In the manufacture of fire-arms the chief parts consist of the metal tube from which the projectiles are to be expelled, the stock of the musket and the carriages of great guns or cannon being only varieties of the same thing, namely a convenient platform from which to fire the tube, which is the real instrument. In the manufacture of muskets, pistols, and cheap fowling-pieces, the barrel is made from a sheet of soft iron rolled up lengthwise round a rod or “mandril,” the edges overlapping each other, which are then welded together; but in the best guns the barrels are twisted, that is, a slip or fillet of iron half-an-inch broad and of sufficient length is twisted in a spiral round the mandril, and then the whole is welded together. The barrel is “bored” by means of a square-headed drill of steel turned in a kind of lathe ([fig. 1]), and the interior afterwards polished with oil and emery-powder until it is perfectly bright and even; the breech is then made separately, and screwed in. The best iron for gun-barrels is called “stubb iron,” consisting of old horse-shoe nails welded together, and is very soft and even in its grain. The barrel is made red-hot and suffered to cool very slowly; this is called “annealing,” and it prevents any part being brittle, and therefore liable to burst with the charge in firing. Rifled barrels are those which have one or more grooves cut in the inside of the barrel from the muzzle to the breech in a spiral direction, each making one turn before it completes the length of the barrel ([fig. 2]).

FIG. 3.

FIG. 4.

The old “flint” lock has now quite gone out of use, having been superseded by the “percussion.” This is a contrivance to cause that part of the lock called the cock or hammer to strike the percussion cap with great force, and so discharge it ([figs. 3] and [4]). The cap is put on to a small projection called the “nipple,” which has a hole at the top communicating with the barrel, and down which the spark from the percussion cap passes.
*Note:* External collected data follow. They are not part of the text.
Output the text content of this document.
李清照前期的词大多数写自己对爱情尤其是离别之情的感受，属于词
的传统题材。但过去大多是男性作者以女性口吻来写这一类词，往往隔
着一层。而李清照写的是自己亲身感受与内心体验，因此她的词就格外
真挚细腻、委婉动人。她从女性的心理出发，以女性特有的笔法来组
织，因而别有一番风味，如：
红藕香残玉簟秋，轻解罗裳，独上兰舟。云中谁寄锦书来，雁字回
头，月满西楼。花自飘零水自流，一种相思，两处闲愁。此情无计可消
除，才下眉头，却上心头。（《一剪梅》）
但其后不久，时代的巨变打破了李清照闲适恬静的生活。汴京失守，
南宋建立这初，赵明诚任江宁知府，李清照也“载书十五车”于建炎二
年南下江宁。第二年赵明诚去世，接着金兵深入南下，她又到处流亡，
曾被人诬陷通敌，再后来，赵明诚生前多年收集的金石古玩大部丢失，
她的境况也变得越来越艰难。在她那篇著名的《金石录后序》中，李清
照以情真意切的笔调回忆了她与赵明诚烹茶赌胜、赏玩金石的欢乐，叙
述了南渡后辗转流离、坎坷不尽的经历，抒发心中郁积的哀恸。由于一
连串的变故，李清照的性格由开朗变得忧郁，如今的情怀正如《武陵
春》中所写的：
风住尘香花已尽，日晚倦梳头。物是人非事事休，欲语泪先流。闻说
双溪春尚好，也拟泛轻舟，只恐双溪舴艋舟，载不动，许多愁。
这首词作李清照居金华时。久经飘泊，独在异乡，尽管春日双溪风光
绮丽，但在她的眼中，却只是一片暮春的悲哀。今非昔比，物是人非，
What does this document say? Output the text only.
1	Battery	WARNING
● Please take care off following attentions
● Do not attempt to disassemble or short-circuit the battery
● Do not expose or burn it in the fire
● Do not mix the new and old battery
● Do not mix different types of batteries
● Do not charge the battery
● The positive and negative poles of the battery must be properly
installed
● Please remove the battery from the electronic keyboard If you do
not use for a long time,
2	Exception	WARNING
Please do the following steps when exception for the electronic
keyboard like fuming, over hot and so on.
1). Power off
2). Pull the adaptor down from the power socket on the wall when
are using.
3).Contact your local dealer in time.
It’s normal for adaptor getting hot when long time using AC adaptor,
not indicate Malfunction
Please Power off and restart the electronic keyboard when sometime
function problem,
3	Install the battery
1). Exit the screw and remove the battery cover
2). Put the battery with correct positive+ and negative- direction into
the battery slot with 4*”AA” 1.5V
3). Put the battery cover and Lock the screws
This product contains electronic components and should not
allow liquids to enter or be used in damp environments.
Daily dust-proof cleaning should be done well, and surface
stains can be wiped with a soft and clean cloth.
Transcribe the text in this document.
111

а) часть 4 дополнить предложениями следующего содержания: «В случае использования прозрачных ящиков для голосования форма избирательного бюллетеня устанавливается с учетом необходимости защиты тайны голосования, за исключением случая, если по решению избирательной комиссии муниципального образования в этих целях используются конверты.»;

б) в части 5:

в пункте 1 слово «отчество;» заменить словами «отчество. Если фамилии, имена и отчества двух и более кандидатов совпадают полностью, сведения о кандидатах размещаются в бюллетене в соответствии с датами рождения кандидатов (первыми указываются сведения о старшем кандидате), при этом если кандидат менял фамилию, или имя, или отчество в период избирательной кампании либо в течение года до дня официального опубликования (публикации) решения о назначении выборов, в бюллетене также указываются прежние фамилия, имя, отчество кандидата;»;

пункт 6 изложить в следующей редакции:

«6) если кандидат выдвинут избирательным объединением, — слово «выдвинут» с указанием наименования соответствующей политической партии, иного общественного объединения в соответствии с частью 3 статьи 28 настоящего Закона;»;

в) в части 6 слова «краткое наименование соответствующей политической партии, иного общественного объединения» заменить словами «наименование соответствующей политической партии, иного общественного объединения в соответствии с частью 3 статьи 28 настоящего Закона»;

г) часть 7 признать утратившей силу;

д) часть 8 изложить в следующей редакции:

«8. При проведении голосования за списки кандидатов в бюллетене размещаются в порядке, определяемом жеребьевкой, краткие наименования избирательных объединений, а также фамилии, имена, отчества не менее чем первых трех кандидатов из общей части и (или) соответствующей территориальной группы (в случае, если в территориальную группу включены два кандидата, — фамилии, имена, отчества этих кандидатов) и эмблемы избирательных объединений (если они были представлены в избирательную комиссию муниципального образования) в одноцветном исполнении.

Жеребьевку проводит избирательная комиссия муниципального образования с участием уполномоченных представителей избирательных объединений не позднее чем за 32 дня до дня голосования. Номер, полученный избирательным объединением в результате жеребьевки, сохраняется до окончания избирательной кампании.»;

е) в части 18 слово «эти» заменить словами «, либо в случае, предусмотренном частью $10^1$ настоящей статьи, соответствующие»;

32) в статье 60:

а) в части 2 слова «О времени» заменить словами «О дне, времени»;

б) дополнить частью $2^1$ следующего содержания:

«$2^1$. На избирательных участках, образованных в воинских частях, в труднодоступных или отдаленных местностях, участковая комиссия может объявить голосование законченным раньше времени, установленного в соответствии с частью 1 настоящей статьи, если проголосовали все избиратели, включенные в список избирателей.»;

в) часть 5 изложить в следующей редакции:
In rifled guns, of late, the use of conical balls has been introduced, for the effect of the charge in propelling a ball rapidly out of a barrel with spiral grooves is to turn it as it passes out of the barrel, and consequently to “spin” it with great velocity in one direction, like a top; the effect of this is to balance every part of the ball in the air and so cause it to take a true direction, for if the merest notch or hollow existed in a spherical ball, that part being lightest and having the least momentum would not maintain its rate so long, and by lagging behind cause the ball to describe a part of a circle in its course. It is thus that the balls from common muskets, although rightly directed, often fall extremely wide of the mark. Military muskets and rifles are fitted with bayonets, that they may act both as lances and fire-arms ([fig. 5]).